Intelligent Model Routing
Open Model Prism routes incoming requests to the optimal model automatically when clients send "model": "auto". This document describes the full routing pipeline, all signal sources, override rules, and how classifier context limits are handled.
Overview
Incoming Request ("model": "auto")
│
▼
┌───────────────────────┐
│ Signal Extractor │ 0ms — no LLM call
│ Token count │
│ Keywords / patterns │
│ System prompt role │
│ Content type │
│ Conversation turns │
└──────────┬────────────┘
│ signals
▼
┌───────────────────────┐
│ Override Rules │ 0ms — rule engine
│ Vision upgrade │
│ Domain gate │
│ Security escalation │
│ Budget cap │
│ Confidence fallback │
└──────────┬────────────┘
│ category candidate + confidence
▼
confidence >= threshold?
YES ─────────────────────────────────────→ Model Selector
NO
│
▼
┌───────────────────────┐
│ LLM Classifier │ ~200-800ms — only called when needed
│ Prompt summary │
│ Context truncation │
│ JSON output │
└──────────┬────────────┘
│ category + metadata
▼
┌───────────────────────┐
│ Model Selector │ 0ms
│ Category -> model │
│ Capability matching │
│ Context window check │
└──────────┬────────────┘
│
▼
Target Model The goal is to call the expensive LLM classifier as infrequently as possible. Many requests can be pre-classified from structural signals alone.
Cost Tiers
Every routing category belongs to one of four cost tiers. The tier determines which class of model handles the request.

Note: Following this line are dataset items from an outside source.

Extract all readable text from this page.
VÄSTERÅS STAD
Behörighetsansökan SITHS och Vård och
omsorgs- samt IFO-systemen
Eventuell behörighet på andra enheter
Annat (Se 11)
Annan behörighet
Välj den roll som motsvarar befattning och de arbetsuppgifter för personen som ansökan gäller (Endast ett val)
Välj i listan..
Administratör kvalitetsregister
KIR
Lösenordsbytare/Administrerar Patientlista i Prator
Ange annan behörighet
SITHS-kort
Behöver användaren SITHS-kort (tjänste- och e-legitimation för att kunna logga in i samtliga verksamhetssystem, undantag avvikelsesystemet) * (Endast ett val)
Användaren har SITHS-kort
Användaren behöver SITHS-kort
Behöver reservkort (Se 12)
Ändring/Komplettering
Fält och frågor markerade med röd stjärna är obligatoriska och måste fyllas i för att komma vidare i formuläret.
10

| Tier | Use cases | Example categories |
|---|---|---|
minimal | Translation, formatting, simple Q&A, smalltalk | translation, smalltalk_simple, format_convert |
low | Drafting, summarisation, function calls | summarization_short, instruction_following, function_calling |
medium | Analysis, long context, data extraction | data_analysis, long_context_processing, api_integration |
high | Formal reasoning, security review, agentic coding | reasoning_formal, code_security_review, swe_agentic |
Each tenant maps tiers to specific models via their routing category configuration. A category's defaultModel field overrides the tier default.
Signal Extraction
Before the LLM classifier is invoked, structural signals are extracted from the raw request. These signals are cheap (microseconds, no API calls) and often sufficient to make a routing decision.
Token Count
The total token count of all messages (system + history + current user message) is the strongest single signal for tier selection.
< 500 tokens -> minimal tier candidate
500-2 000 -> low tier candidate
2 000-15 000 -> medium tier candidate
> 15 000 -> high tier candidate (long_context_processing)
> 50 000 -> always high tier, regardless of other signals Token count is estimated offline using a character-based heuristic (~3.5 chars/token, code-aware) — no tokenizer dependency.
System Prompt Role Detection
The system prompt defines the "mode" of the entire session and overrides most other signals.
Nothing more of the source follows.